Je ne pensais pas qu'on la verrait sans muscles ni chair.
C'est juste son squelette.
Dur de la reconnaître.
Ce qui me passionne,
c'est comment l'impact du pied affecte le reste du corps.
Que voyez-vous ? Quelque chose d’intéressant ?
Oui. Elle se tourne plus vers la gauche.
Vous voyez les mouvements de sa colonne vertébrale ?
Toute modification au niveau de la chaussure
va avoir des conséquences sur le haut du corps.
Paul Francis et ses chercheurs créent des chaussures spéciales
pour les athlètes pros.
Regardez-moi. Qui est le petit chanceux ?

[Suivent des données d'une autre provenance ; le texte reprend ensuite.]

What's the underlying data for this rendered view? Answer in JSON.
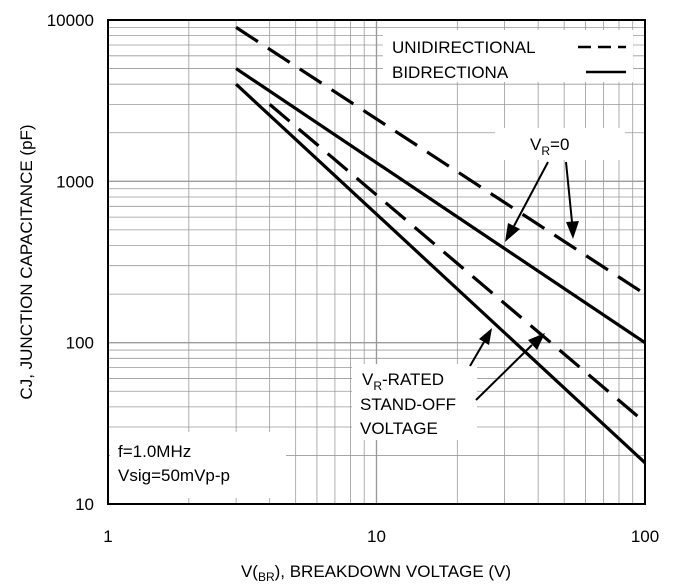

Vous devez courir sur la plaque de force ici.
D'accord.
- Prêt ? - Tom, c'est prêt ?
Sur la plaque de force.
C'était pas loin ?
Pas loin, un peu plus en avant…
Je pensais être en plein dessus.
Première fois que je rate une plaque.
Courez au lieu de bondir.
Je bondissais ?
Plus ou moins.
Ça, c'était bien.
- Oui. - Pas mal.
Encore trop bondissant.
Essayons sans bondir. Pas de bond.
Comment ça sans bondir ? Que voulez-vous dire ?
- Une foulée plus naturelle. - Je suis naturel.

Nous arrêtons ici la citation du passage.